UPDATE: OPEC+ has just confirmed a significant increase in oil production, set to rise by 206,000 barrels per day starting in April 2024, as tensions escalate in the Middle East. This decision comes amid ongoing conflicts fueled by US-Israeli strikes on Iran, which threaten to disrupt global oil supplies and push crude prices higher.
During a crucial virtual meeting on Sunday, key members led by Saudi Arabia and Russia agreed to accelerate their production increases after pausing hikes in the first quarter. This latest increment is 1.5 times larger than previous increases of 137,000 barrels made in December, signaling a critical shift in strategy as geopolitical tensions rise.
Oil prices surged to a seven-month high of $73 per barrel in London last week, reflecting growing fears over potential military escalations and supply disruptions.

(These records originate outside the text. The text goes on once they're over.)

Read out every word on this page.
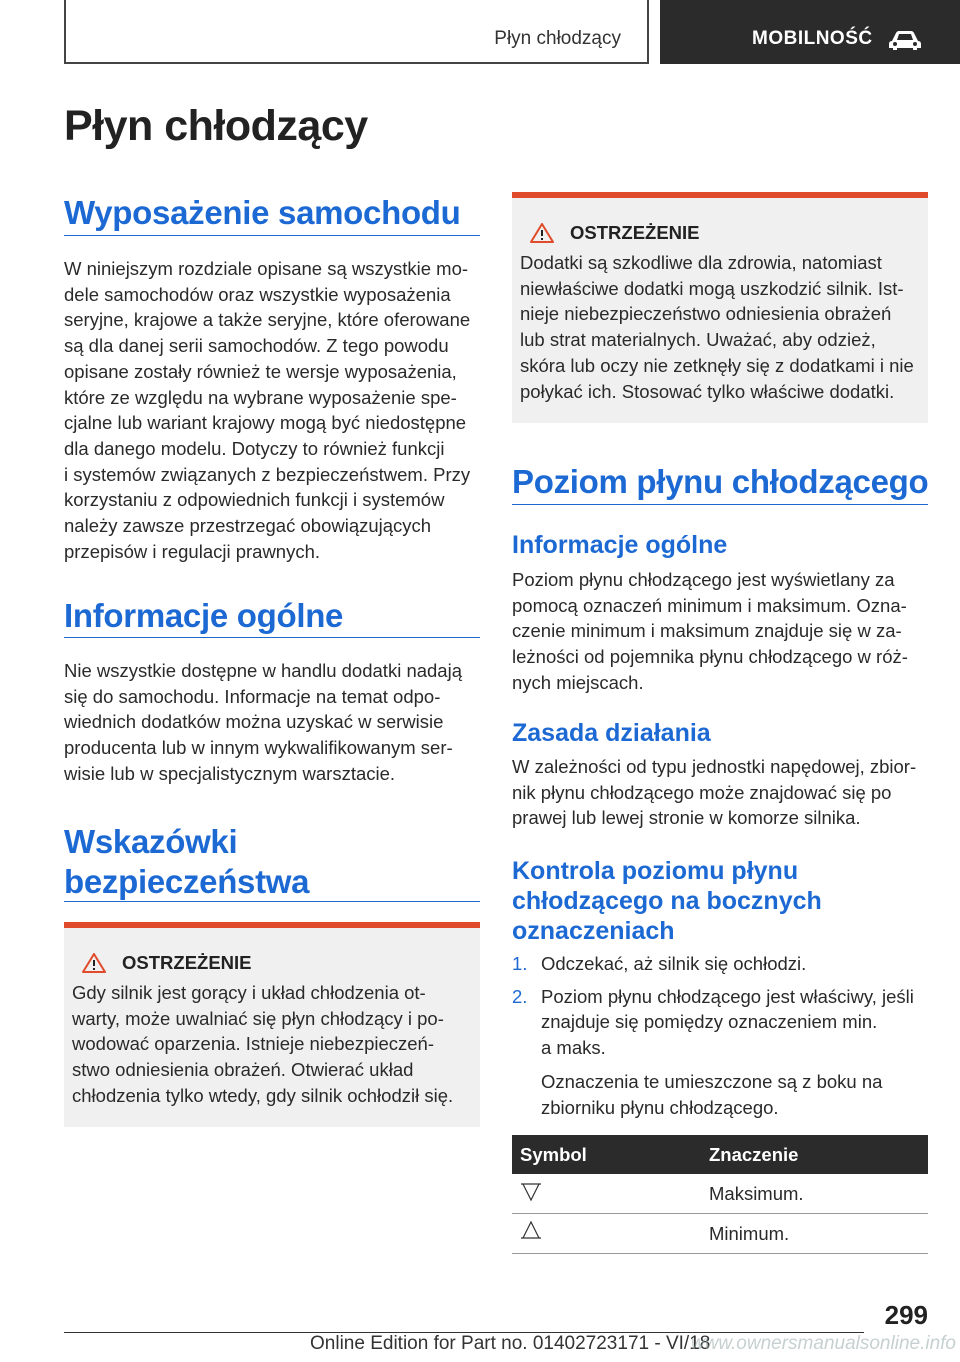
Płyn chłodzący	MOBILNOŚĆ
Płyn chłodzący
Wyposażenie samochodu

W niniejszym rozdziale opisane są wszystkie mo-
dele samochodów oraz wszystkie wyposażenia
seryjne, krajowe a także seryjne, które oferowane
są dla danej serii samochodów. Z tego powodu
opisane zostały również te wersje wyposażenia,
które ze względu na wybrane wyposażenie spe-
cjalne lub wariant krajowy mogą być niedostępne
dla danego modelu. Dotyczy to również funkcji
i systemów związanych z bezpieczeństwem. Przy
korzystaniu z odpowiednich funkcji i systemów
należy zawsze przestrzegać obowiązujących
przepisów i regulacji prawnych.

Informacje ogólne

Nie wszystkie dostępne w handlu dodatki nadają
się do samochodu. Informacje na temat odpo-
wiednich dodatków można uzyskać w serwisie
producenta lub w innym wykwalifikowanym ser-
wisie lub w specjalistycznym warsztacie.

Wskazówki
bezpieczeństwa
OSTRZEŻENIE

Gdy silnik jest gorący i układ chłodzenia ot-
warty, może uwalniać się płyn chłodzący i po-
wodować oparzenia. Istnieje niebezpieczeń-
stwo odniesienia obrażeń. Otwierać układ
chłodzenia tylko wtedy, gdy silnik ochłodził się.

OSTRZEŻENIE

Dodatki są szkodliwe dla zdrowia, natomiast
niewłaściwe dodatki mogą uszkodzić silnik. Ist-
nieje niebezpieczeństwo odniesienia obrażeń
lub strat materialnych. Uważać, aby odzież,
skóra lub oczy nie zetknęły się z dodatkami i nie
połykać ich. Stosować tylko właściwe dodatki.

Poziom płynu chłodzącego
Informacje ogólne

Poziom płynu chłodzącego jest wyświetlany za
pomocą oznaczeń minimum i maksimum. Ozna-
czenie minimum i maksimum znajduje się w za-
leżności od pojemnika płynu chłodzącego w róż-
nych miejscach.

Zasada działania

W zależności od typu jednostki napędowej, zbior-
nik płynu chłodzącego może znajdować się po
prawej lub lewej stronie w komorze silnika.

Kontrola poziomu płynu
chłodzącego na bocznych
oznaczeniach
1. Odczekać, aż silnik się ochłodzi.
2. Poziom płynu chłodzącego jest właściwy, jeśli
znajduje się pomiędzy oznaczeniem min.
a maks.
Oznaczenia te umieszczone są z boku na
zbiorniku płynu chłodzącego.
Symbol	Znaczenie
	Maksimum.
	Minimum.
299
Online Edition for Part no. 01402723171 - VI/18
www.ownersmanualsonline.info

Analysts warn that while OPEC+ aims to stabilize markets, the output hike may not resolve underlying issues, particularly as the Strait of Hormuz—a vital conduit for global oil—faces significant risks of disruption.
Jorge Leon, head of geopolitical analysis at Rystad Energy, stated,
“This move is unlikely to calm markets — it’s a signal, not a solution.”
He emphasized that even with increased production, logistical constraints in Hormuz could keep the physical market tight.
Despite the announced increases, the actual spare capacity of OPEC+ members remains limited, primarily confined to Saudi Arabia and the UAE. According to the International Energy Agency, they hold approximately 2.5 million barrels per day, which constitutes less than 3 percent of world supplies. Helima Croft, head of commodity markets strategy at RBC Capital Markets, noted,
“Everything that you bring on now leaves less in reserve.”
As the situation develops, OPEC+ has been gradually restoring previously halted production, with plans to fully resume over 1 million barrels per day in the coming months. Key players will reconvene on April 5 to reassess the market and production strategies.
This increase in output is particularly essential as analysts had anticipated a substantial oil glut heading into 2026. However, recent production outages across North America and sanctions affecting Russia and Iran have complicated the outlook. Meanwhile, China continues to absorb excess oil for its strategic reserves, further complicating the demand-supply dynamics.
The urgency of this situation is underscored by the fact that any prolonged disruptions in the Strait of Hormuz could lead to significant export constraints, posing risks to several Gulf members. As the geopolitical landscape evolves, the implications for global oil markets remain uncertain, with traders and consumers closely monitoring developments.